Bayesian Neural Network
Bayesian Neural Network
A Bayesian neural network is a neural network with a prior distribution on its weights (Neal, 2012).
Consider a data set $(\{(\mathbf{x}_n, y_n)\})$, where each data point comprises of features $(\mathbf{x}_n\in\mathbb{R}^D)$ and output $(y_n\in\mathbb{R})$. Define the likelihood for each data point as \[\begin{aligned} p(y_n \mid \mathbf{w}, \mathbf{x}_n, \sigma^2) &= \text{Normal}(y_n \mid \mathrm{NN}(\mathbf{x}_n\;;\;\mathbf{w}), \sigma^2),\end{aligned}\] where $(\mathrm{NN})$ is a neural network whose weights and biases form the latent variables $(\mathbf{w})$. Assume $(\sigma^2)$ is a known variance.
Define the prior on the weights and biases $(\mathbf{w})$ to be the standard normal \[\begin{aligned} p(\mathbf{w}) &= \text{Normal}(\mathbf{w} \mid \mathbf{0}, \mathbf{I}).\end{aligned}\]
Let’s build the model in Edward. We define a 3-layer Bayesian neural network with $(\tanh)$ nonlinearities.
from edward.models import Normal
def neural_network(x):
h = tf.tanh(tf.matmul(x, W_0) + b_0)
h = tf.tanh(tf.matmul(h, W_1) + b_1)
h = tf.matmul(h, W_2) + b_2
return tf.reshape(h, [-1])
N = 40 # number of data ponts
D = 1 # number of features
W_0 = Normal(loc=tf.zeros([D, 10]), scale=tf.ones([D, 10]))
W_1 = Normal(loc=tf.zeros([10, 10]), scale=tf.ones([10, 10]))
W_2 = Normal(loc=tf.zeros([10, 1]), scale=tf.ones([10, 1]))
b_0 = Normal(loc=tf.zeros(10), scale=tf.ones(10))
b_1 = Normal(loc=tf.zeros(10), scale=tf.ones(10))
b_2 = Normal(loc=tf.zeros(1), scale=tf.ones(1))
x = tf.cast(x_train, dtype=tf.float32)
y = Normal(loc=neural_network(x), scale=0.1 * tf.ones(N))

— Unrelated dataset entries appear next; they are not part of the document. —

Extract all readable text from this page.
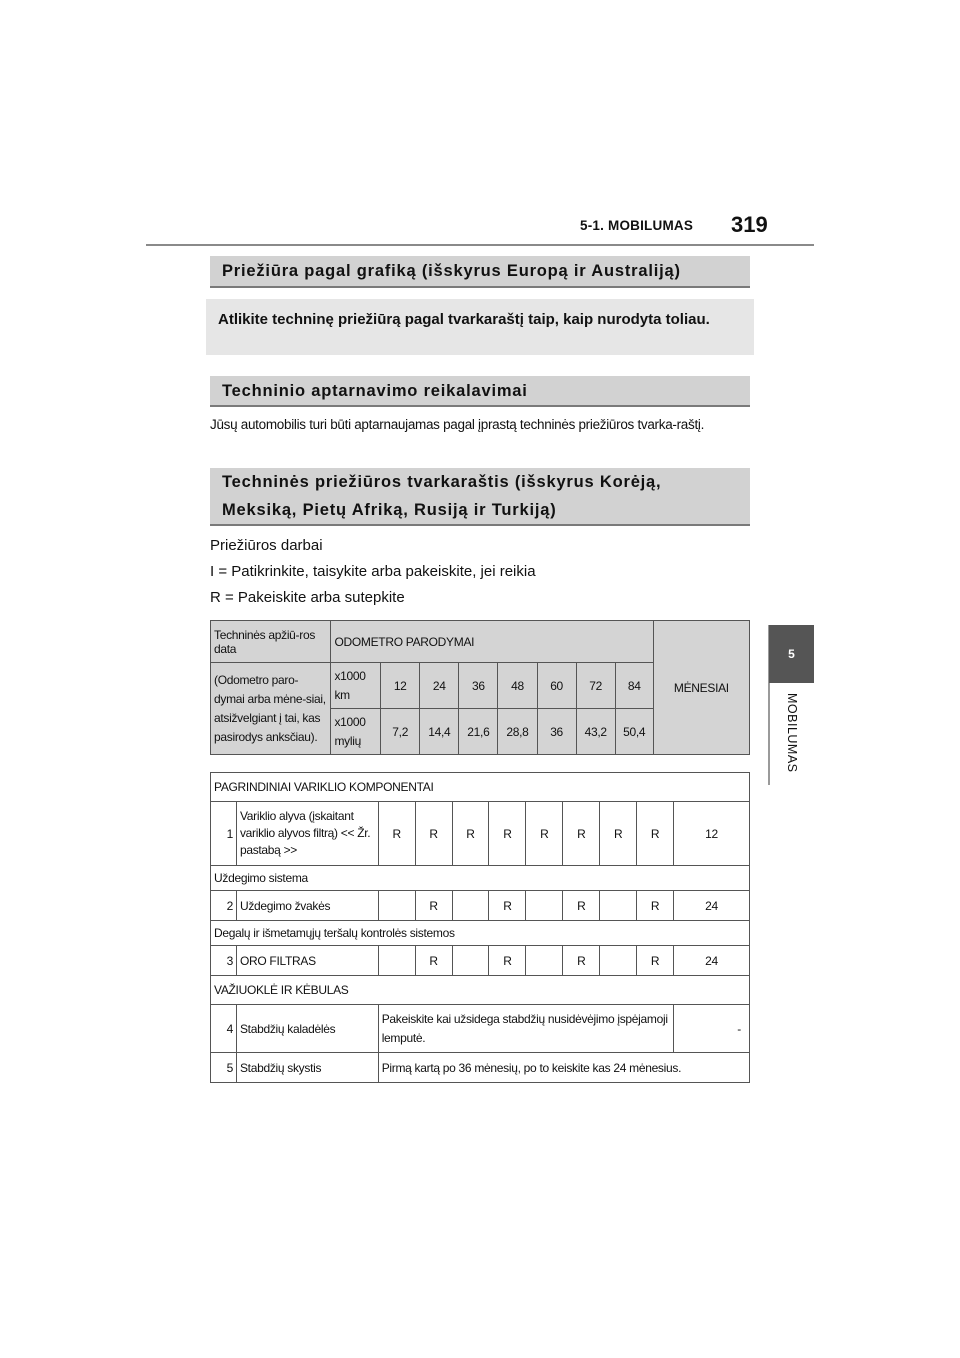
5-1. MOBILUMAS 319
5
MOBILUMAS
Priežiūra pagal grafiką (išskyrus Europą ir Australiją)
Atlikite techninę priežiūrą pagal tvarkaraštį taip, kaip nurodyta toliau.
Techninio aptarnavimo reikalavimai
Jūsų automobilis turi būti aptarnaujamas pagal įprastą techninės priežiūros tvarka-raštį.
Techninės priežiūros tvarkaraštis (išskyrus Korėją, Meksiką, Pietų Afriką, Rusiją ir Turkiją)
Priežiūros darbai
I = Patikrinkite, taisykite arba pakeiskite, jei reikia
R = Pakeiskite arba sutepkite
Techninės apžiū-ros data	ODOMETRO PARODYMAI								MĖNESIAI
(Odometro paro-dymai arba mėne-siai, atsižvelgiant į tai, kas pasirodys anksčiau).	x1000 km	12	24	36	48	60	72	84	
	x1000 mylių	7,2	14,4	21,6	28,8	36	43,2	50,4	
PAGRINDINIAI VARIKLIO KOMPONENTAI										
1	Variklio alyva (įskaitant variklio alyvos filtrą) << Žr. pastabą >>	R	R	R	R	R	R	R	R	12
Uždegimo sistema										
2	Uždegimo žvakės		R		R		R		R	24
Degalų ir išmetamųjų teršalų kontrolės sistemos										
3	ORO FILTRAS		R		R		R		R	24
VAŽIUOKLĖ IR KĖBULAS										
4	Stabdžių kaladėlės	Pakeiskite kai užsidega stabdžių nusidėvėjimo įspėjamoji lemputė.								-
5	Stabdžių skystis	Pirmą kartą po 36 mėnesių, po to keiskite kas 24 mėnesius.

This program builds the model assuming the features x_train
already exists in the Python environment. Alternatively, one can also define a TensorFlow placeholder,
x = tf.placeholder(tf.float32, [N, D])
The placeholder must be fed with data later during inference.
A toy demonstration is available in the Getting Started section. Source code is available at examples/bayesian_nn.py
in the Github repository.
References
Neal, R. M. (2012). Bayesian learning for neural networks (Vol. 118). Springer Science & Business Media.